After reading Okamoto’s book and researching the national organization, Tricomi and McDaniel started working on the three pillars right after they officially became a club this semester, Tricomi said. 
“We just did our first period packing party, so at the party we packed a Ziploc bag with five pads, four tampons, and three panty liners and we are going to be donating those to Room in the Inn, a homeless shelter through Homeward Bound,” Tricomi said. “We’re planning on doing a period packing party once a month, so we’re planning on doing one in November.” 
In order to put on these events, Tricomi and McDaniel research many different ways that they can get funding through things like grants, but it’s been a lengthy process, McDaniel said. 
“Right now we are only working with some funds that we raised on GoFundMe. We put up a GoFundMe and our goal was $500 and we raised $550 overnight, but we’ve spent a good chunk of that on the pads, tampons and pantyliners that we used for our first period packing party,” McDaniel said. “I think our total was like $230 for all of those materials.”
Although funding has posed a learning curve for the co-presidents, they continue to do important work for the campus community, Tricomi said. 
“Right now I’m working with SGA, we’re trying to start a pilot program here to get free emergency menstrual products in all of the bathrooms on campus, so that’s kind of like a side project that I’m working on with SGA and PERIOD.,” Tricomi said. “So right now we’re doing tabling to figure out what kind of menstrual hygiene needs we have on campus so we can address those needs.”
Elizabeth Berkeley, a senior student at UNCA, joined the club at its first meeting, she said. 
“I was actually in a club my freshman year and I can’t even remember what it was called because nothing happened with it.
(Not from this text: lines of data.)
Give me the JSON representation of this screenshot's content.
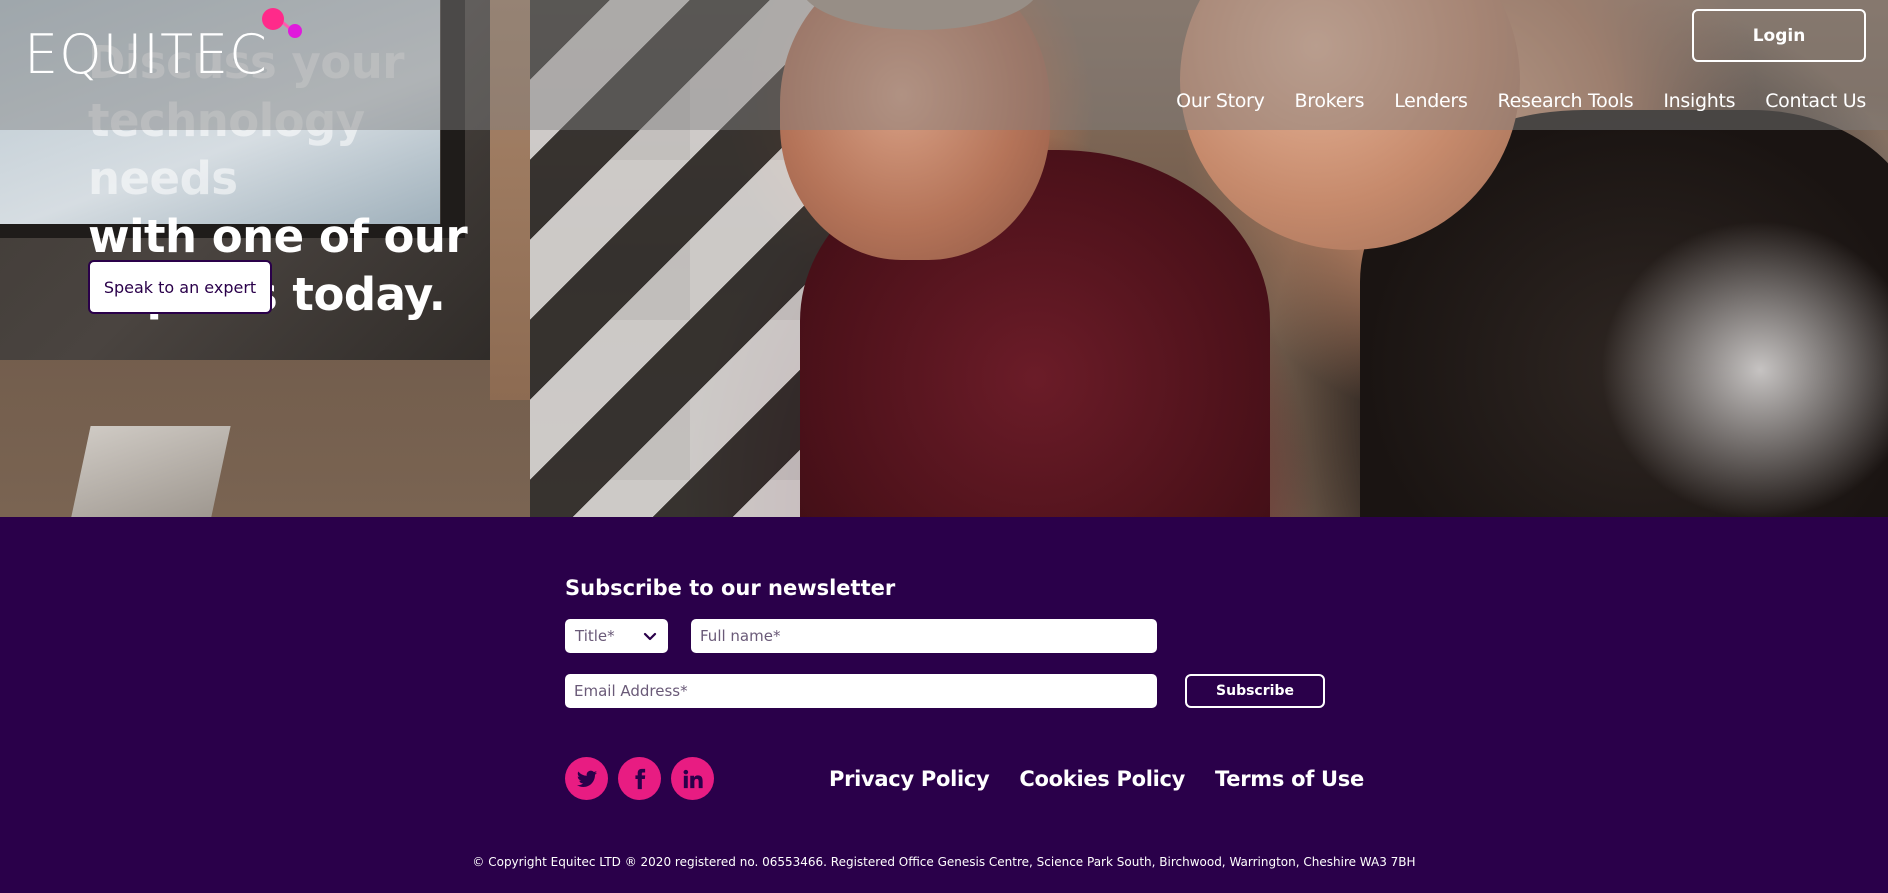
{
  "brand": {
    "name": "EQUITEC",
    "accent": "#e81c82",
    "background": "#2a004a"
  },
  "header": {
    "login_label": "Login",
    "nav": [
      {
        "label": "Our Story"
      },
      {
        "label": "Brokers"
      },
      {
        "label": "Lenders"
      },
      {
        "label": "Research Tools"
      },
      {
        "label": "Insights"
      },
      {
        "label": "Contact Us"
      }
    ]
  },
  "hero": {
    "heading_lines": [
      "Discuss your",
      "technology needs",
      "with one of our",
      "experts today."
    ],
    "cta_label": "Speak to an expert"
  },
  "newsletter": {
    "title": "Subscribe to our newsletter",
    "title_select_value": "Title*",
    "fullname_placeholder": "Full name*",
    "email_placeholder": "Email Address*",
    "subscribe_label": "Subscribe"
  },
  "footer": {
    "socials": [
      {
        "icon": "twitter-icon"
      },
      {
        "icon": "facebook-icon"
      },
      {
        "icon": "linkedin-icon"
      }
    ],
    "links": [
      {
        "label": "Privacy Policy"
      },
      {
        "label": "Cookies Policy"
      },
      {
        "label": "Terms of Use"
      }
    ],
    "copyright": "© Copyright Equitec LTD ® 2020 registered no. 06553466. Registered Office Genesis Centre, Science Park South, Birchwood, Warrington, Cheshire WA3 7BH"
  }
}
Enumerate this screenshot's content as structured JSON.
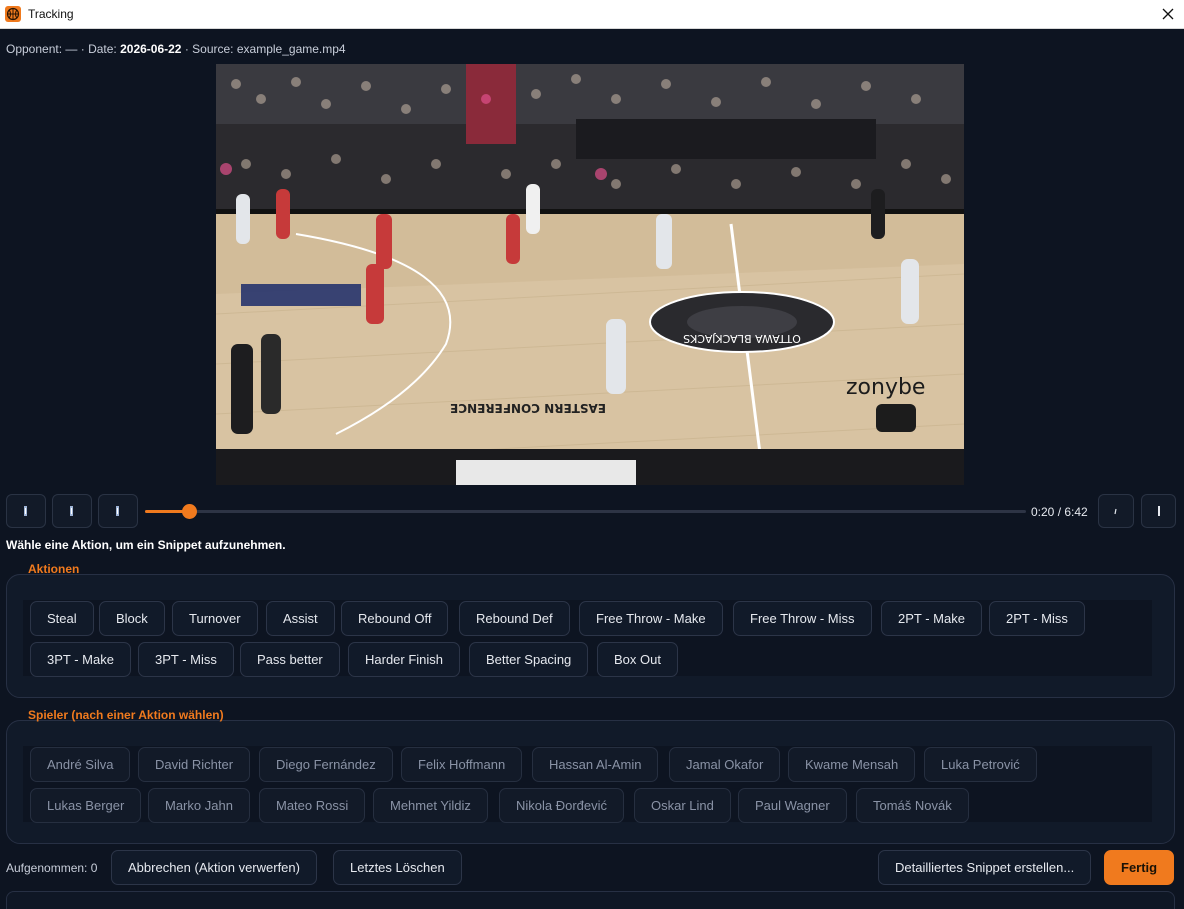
{
  "window": {
    "title": "Tracking",
    "close_icon": "close-icon"
  },
  "meta": {
    "opponent_label": "Opponent:",
    "opponent_value": "—",
    "date_label": "· Date:",
    "date_value": "2026-06-22",
    "source_label": "· Source:",
    "source_value": "example_game.mp4"
  },
  "video": {
    "description_icon": "video-frame",
    "court_text_1": "OTTAWA BLACKJACKS",
    "court_text_2": "EASTERN CONFERENCE"
  },
  "player": {
    "time_current": "0:20",
    "time_total": "6:42",
    "time_display": "0:20 / 6:42",
    "progress_fraction": 0.05,
    "controls": [
      "rewind-icon",
      "play-pause-icon",
      "forward-icon"
    ],
    "right_controls": [
      "speed-icon",
      "mark-icon"
    ]
  },
  "hint": "Wähle eine Aktion, um ein Snippet aufzunehmen.",
  "actions": {
    "title": "Aktionen",
    "items": [
      "Steal",
      "Block",
      "Turnover",
      "Assist",
      "Rebound Off",
      "Rebound Def",
      "Free Throw - Make",
      "Free Throw - Miss",
      "2PT - Make",
      "2PT - Miss",
      "3PT - Make",
      "3PT - Miss",
      "Pass better",
      "Harder Finish",
      "Better Spacing",
      "Box Out"
    ]
  },
  "players": {
    "title": "Spieler (nach einer Aktion wählen)",
    "items": [
      "André Silva",
      "David Richter",
      "Diego Fernández",
      "Felix Hoffmann",
      "Hassan Al-Amin",
      "Jamal Okafor",
      "Kwame Mensah",
      "Luka Petrović",
      "Lukas Berger",
      "Marko Jahn",
      "Mateo Rossi",
      "Mehmet Yildiz",
      "Nikola Đorđević",
      "Oskar Lind",
      "Paul Wagner",
      "Tomáš Novák"
    ]
  },
  "footer": {
    "recorded_label": "Aufgenommen: 0",
    "cancel_button": "Abbrechen (Aktion verwerfen)",
    "delete_last_button": "Letztes Löschen",
    "detailed_button": "Detailliertes Snippet erstellen...",
    "done_button": "Fertig"
  },
  "colors": {
    "accent": "#f07a1e",
    "background": "#0d1421",
    "panel": "#111a29"
  }
}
But it was more about sexual health and providing information to students about stuff like that,” Berkeley said. “So no, other than that I really haven’t seen anything that has to do with menstruation or the feminine body in general. So this is the first real organization and it has so much potential and I’m so excited for it.”
PERIOD.UNCA started in August of this year, but Berkeley remains passionate about the work that they’re doing and excited for the future of the club, she said. 
“I would like to see definitely more stuff coming to campus with the students being educated on menstruation and more access for femenine products and stuff like that,” Berkeley said. “We did the packing party, so maybe doing more stuff like that and definitely finding out more about how to get femenine products on campus.”
The first annual PERIOD. Rally took place in downtown Asheville earlier this month. It was hosted by the Western Carolina chapter of PERIOD. and members of the UNCA chapter attended, McDaniel said. 
“Even though we were a small group we still made somewhat of an impact, especially in the work that we hope to do in the future with the Asheville Period Project, making those connections at that rally was really important to our group,” McDaniel said. “ We got to speak our minds and also make some really valuable connections that we can use in the future.”